Wilde World: George McCurn

Kim Wilde’s first records were written and produced by her father and brother, Marty and Ricky. The three of them have had a great influence on the music world, as this regular series ‘Wilde World’ shows.

Two weeks ago, this blog featured the Roemans, who released one single with two Marty Wilde compositions on it: ‘Give me a chance’ and ‘Your friend’. But the latter was recorded by two other American acts as well: George McCurn and Mal Ryder and the Spirits. All of these versions were recorded and released in 1964.

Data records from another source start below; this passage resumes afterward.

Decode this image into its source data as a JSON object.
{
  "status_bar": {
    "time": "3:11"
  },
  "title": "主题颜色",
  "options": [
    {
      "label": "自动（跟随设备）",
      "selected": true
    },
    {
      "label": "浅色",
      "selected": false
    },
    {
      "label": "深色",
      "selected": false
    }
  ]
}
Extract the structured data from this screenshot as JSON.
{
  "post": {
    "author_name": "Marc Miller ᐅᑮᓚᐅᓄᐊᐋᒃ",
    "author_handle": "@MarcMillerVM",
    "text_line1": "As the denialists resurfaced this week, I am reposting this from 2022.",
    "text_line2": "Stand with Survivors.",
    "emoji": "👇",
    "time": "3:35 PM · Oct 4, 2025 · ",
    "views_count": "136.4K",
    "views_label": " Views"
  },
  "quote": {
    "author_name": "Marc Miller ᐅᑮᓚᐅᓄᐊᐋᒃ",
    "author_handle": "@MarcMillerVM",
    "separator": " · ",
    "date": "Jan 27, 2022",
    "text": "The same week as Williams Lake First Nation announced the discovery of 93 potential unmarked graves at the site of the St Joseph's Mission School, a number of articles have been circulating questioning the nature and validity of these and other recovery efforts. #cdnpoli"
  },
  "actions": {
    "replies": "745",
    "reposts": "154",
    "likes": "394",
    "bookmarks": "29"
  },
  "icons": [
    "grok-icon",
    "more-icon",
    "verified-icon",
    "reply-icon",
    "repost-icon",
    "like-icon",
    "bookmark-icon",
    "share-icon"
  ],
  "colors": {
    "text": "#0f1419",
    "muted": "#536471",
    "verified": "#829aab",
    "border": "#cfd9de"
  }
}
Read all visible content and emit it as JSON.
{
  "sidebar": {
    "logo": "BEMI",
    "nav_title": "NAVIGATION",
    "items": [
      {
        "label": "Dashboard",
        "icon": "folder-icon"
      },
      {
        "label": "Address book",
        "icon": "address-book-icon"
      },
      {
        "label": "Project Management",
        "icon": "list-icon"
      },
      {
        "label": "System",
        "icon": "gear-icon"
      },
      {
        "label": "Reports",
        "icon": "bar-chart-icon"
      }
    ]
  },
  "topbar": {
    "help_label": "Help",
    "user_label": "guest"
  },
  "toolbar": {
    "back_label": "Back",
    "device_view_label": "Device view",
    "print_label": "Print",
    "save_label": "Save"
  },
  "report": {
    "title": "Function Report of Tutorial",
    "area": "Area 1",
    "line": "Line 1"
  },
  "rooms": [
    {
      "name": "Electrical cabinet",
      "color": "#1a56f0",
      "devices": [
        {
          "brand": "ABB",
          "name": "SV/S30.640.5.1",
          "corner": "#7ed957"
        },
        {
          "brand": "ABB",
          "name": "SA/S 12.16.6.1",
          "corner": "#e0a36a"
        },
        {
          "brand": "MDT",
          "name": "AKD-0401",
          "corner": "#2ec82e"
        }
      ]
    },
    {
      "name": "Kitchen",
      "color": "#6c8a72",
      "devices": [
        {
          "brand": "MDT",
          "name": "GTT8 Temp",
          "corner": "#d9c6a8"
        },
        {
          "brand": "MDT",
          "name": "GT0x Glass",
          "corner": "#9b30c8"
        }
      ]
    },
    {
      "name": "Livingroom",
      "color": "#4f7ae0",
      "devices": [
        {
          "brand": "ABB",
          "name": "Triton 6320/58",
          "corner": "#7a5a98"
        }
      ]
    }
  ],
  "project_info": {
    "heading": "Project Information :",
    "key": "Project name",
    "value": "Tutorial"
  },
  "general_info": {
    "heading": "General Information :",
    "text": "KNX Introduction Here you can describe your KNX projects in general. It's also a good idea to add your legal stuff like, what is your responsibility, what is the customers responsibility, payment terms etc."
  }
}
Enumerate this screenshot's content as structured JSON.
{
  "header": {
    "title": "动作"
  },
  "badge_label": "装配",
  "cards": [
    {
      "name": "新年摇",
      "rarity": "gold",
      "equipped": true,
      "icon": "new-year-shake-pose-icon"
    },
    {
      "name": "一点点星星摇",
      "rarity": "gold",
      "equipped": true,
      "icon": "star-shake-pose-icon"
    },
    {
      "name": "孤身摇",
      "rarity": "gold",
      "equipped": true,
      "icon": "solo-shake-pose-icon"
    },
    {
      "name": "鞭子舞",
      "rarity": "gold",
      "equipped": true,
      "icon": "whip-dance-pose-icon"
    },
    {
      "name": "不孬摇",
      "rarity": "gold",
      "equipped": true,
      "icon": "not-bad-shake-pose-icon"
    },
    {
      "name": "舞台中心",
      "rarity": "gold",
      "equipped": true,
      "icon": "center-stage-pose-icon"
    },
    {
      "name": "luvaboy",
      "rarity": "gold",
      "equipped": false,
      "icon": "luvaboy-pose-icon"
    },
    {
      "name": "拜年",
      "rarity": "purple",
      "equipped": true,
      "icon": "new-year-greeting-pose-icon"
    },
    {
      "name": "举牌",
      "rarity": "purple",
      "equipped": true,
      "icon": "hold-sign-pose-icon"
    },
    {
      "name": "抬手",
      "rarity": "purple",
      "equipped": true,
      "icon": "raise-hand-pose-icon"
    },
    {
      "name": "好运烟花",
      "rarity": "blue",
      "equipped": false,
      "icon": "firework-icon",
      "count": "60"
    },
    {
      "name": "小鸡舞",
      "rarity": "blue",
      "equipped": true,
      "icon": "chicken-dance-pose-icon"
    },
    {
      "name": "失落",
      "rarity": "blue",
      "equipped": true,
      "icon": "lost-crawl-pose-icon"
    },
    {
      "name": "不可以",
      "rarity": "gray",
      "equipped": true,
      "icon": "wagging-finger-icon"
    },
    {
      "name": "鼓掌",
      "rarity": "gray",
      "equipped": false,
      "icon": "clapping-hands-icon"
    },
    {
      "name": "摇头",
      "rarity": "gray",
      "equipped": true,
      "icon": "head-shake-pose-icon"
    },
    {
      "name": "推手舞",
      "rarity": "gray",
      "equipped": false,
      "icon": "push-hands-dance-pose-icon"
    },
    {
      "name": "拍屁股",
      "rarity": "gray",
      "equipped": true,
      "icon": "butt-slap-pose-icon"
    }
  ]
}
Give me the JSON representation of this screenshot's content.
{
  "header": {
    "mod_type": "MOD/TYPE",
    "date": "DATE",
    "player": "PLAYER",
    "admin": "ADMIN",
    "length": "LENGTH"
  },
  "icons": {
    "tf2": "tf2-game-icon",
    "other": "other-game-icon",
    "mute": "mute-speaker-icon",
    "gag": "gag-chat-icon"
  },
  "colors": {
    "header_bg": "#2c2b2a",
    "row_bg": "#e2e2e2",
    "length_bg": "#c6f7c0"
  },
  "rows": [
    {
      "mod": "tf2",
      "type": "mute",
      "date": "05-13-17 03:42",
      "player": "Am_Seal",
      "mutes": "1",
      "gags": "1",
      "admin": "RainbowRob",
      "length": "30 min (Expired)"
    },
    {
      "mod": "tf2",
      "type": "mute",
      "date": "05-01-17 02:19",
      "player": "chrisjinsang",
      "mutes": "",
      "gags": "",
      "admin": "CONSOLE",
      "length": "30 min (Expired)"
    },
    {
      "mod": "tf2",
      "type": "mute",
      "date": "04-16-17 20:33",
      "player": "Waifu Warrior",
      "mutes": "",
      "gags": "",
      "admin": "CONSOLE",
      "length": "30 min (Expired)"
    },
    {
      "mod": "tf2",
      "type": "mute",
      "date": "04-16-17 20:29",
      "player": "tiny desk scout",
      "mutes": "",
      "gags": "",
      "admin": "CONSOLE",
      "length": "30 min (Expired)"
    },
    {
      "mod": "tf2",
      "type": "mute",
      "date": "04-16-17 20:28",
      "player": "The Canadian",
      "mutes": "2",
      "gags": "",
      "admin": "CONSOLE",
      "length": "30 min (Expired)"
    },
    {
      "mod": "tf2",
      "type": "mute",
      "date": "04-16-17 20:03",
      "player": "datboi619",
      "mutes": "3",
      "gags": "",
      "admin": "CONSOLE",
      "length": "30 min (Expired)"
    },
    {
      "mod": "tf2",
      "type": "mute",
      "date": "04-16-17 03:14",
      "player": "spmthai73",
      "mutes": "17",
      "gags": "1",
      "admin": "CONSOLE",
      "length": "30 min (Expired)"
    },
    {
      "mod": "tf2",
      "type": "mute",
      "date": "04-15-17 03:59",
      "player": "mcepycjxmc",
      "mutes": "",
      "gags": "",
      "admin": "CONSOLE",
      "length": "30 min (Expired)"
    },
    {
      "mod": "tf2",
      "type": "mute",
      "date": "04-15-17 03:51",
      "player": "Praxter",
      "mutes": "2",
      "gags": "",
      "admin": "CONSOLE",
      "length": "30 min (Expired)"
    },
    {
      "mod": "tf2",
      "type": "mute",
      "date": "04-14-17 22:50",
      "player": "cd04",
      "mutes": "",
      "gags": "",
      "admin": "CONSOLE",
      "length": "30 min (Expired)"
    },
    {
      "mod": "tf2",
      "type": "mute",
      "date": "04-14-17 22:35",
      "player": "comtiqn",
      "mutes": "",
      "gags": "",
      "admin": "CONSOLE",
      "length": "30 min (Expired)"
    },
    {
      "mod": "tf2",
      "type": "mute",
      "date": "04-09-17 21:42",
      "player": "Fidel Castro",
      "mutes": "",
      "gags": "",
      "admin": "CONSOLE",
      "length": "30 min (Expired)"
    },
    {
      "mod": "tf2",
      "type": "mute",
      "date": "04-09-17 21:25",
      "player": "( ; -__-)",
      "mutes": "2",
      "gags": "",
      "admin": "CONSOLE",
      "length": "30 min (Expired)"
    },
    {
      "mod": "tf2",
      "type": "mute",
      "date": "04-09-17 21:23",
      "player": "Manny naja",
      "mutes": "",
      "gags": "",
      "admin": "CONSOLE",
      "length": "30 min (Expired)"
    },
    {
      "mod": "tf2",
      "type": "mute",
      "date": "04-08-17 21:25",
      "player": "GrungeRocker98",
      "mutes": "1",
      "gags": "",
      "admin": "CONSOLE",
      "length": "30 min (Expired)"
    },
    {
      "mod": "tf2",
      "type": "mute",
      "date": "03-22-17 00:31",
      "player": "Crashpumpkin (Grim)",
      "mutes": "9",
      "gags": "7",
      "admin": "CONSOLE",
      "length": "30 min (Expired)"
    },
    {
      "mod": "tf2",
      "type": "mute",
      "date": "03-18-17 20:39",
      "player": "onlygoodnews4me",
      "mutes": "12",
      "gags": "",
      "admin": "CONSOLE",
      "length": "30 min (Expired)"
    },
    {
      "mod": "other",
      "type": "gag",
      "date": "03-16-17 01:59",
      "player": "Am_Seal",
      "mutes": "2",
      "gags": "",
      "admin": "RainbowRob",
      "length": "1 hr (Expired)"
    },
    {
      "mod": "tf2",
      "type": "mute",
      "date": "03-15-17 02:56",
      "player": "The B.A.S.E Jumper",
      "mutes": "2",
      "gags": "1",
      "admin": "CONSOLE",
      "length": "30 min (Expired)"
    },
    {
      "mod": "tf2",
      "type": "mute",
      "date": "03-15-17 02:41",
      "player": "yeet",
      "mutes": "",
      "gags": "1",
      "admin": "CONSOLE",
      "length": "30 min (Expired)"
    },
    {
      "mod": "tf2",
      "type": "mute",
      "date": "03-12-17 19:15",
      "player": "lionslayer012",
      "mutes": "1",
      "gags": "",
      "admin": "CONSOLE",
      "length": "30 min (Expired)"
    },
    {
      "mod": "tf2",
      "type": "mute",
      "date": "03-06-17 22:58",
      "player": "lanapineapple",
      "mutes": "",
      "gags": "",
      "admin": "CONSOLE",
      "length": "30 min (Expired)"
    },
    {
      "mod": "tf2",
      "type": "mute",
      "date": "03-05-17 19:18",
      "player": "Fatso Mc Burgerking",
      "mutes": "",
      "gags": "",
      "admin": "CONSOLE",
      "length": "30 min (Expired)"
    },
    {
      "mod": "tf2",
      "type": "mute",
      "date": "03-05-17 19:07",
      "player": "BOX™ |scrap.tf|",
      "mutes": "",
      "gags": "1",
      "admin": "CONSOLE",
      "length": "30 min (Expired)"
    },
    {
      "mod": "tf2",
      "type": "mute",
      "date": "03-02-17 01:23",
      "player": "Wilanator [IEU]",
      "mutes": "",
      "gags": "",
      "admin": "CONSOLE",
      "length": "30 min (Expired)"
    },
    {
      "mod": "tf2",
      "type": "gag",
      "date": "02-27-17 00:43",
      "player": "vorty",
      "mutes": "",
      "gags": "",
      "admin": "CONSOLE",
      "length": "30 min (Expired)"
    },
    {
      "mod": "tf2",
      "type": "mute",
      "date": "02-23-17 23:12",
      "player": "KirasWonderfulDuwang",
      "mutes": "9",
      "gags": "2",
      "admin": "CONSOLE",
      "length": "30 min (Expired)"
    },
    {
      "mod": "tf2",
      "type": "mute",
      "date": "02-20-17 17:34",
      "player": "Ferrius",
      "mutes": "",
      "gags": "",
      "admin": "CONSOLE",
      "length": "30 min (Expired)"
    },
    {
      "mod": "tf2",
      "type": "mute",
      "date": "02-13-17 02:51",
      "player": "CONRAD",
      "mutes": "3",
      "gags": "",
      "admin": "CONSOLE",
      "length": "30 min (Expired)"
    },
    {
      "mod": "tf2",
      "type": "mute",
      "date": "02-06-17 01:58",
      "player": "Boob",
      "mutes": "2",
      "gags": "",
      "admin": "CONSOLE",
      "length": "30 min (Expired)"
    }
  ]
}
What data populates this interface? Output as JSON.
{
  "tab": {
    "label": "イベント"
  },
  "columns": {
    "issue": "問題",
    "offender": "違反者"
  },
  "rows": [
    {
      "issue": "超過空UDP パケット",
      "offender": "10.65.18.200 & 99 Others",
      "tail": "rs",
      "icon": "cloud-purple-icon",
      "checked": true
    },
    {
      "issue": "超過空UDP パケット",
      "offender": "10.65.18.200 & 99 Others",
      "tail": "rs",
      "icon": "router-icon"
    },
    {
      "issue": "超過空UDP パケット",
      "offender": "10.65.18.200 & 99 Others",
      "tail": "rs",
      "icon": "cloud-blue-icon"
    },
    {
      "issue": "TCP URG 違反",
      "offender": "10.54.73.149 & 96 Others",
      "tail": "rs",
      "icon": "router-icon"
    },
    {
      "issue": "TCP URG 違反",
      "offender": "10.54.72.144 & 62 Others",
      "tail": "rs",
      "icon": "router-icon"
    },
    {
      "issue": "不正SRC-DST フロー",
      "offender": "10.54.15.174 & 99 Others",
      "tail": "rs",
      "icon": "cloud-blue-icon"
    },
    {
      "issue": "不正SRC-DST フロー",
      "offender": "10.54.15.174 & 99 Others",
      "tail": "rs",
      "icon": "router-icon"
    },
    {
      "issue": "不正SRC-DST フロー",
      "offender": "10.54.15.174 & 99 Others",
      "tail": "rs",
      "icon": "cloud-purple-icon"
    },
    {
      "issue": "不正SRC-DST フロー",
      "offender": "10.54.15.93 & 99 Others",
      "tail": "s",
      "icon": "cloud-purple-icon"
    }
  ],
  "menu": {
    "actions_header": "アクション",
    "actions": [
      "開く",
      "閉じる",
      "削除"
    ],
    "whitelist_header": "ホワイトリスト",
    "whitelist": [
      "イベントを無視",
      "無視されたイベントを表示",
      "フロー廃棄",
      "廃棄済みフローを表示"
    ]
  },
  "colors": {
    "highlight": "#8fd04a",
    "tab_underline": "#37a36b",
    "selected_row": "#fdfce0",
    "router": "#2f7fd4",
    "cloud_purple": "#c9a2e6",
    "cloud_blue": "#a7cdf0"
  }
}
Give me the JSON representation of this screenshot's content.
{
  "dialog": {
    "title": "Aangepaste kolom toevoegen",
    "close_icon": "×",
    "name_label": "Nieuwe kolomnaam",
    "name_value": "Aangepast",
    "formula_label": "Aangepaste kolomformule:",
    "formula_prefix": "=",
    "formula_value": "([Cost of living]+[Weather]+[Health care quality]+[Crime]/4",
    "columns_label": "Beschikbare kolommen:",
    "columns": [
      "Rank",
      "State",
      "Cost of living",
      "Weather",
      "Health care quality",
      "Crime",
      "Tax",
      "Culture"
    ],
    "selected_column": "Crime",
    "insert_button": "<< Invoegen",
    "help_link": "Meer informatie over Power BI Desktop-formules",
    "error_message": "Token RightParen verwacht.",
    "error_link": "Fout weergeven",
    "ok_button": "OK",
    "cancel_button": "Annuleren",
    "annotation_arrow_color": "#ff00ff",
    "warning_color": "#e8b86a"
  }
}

George McCurn was born on January 21, 1920. His earliest known professional credit is not until 1948 when he joined the Kings of Harmony vocal quartet as a replacement for legendary gospel bassist Isaac “Dickie” Freeman. In 1950 je again replaced Freman in the Fairfield Four, and made his first recordings as their bassist for Dot in October of that year. After four years the group split up, and he joined the Pilgrim Travelers for five years. He then decided to take a break from gospel and joined on with The Ink Spots for a European tour that lasted until November 1962. Back in the USA, McCurn hooked up in Los Angeles with producers Herb Alpert and Jerry Moss and their new A&M record label. In January 1963, McCurn recorded his first solo single, ‘I’m Just a Country Boy’. It was a minor hit. His album, ‘Country Boy Goes to Town!!!!!’ failed to find an audience. In 1964, he released the single ‘Your Friend’. If you compare his version with that of the Roemans, you’ll find it’s a much more laidback version.

George McCurn seldom recorded afterward, but was hired for occasional sessions which required a deep bass singer as a backing vocalist. McCurn died at age 65 in Los Angeles in 1985.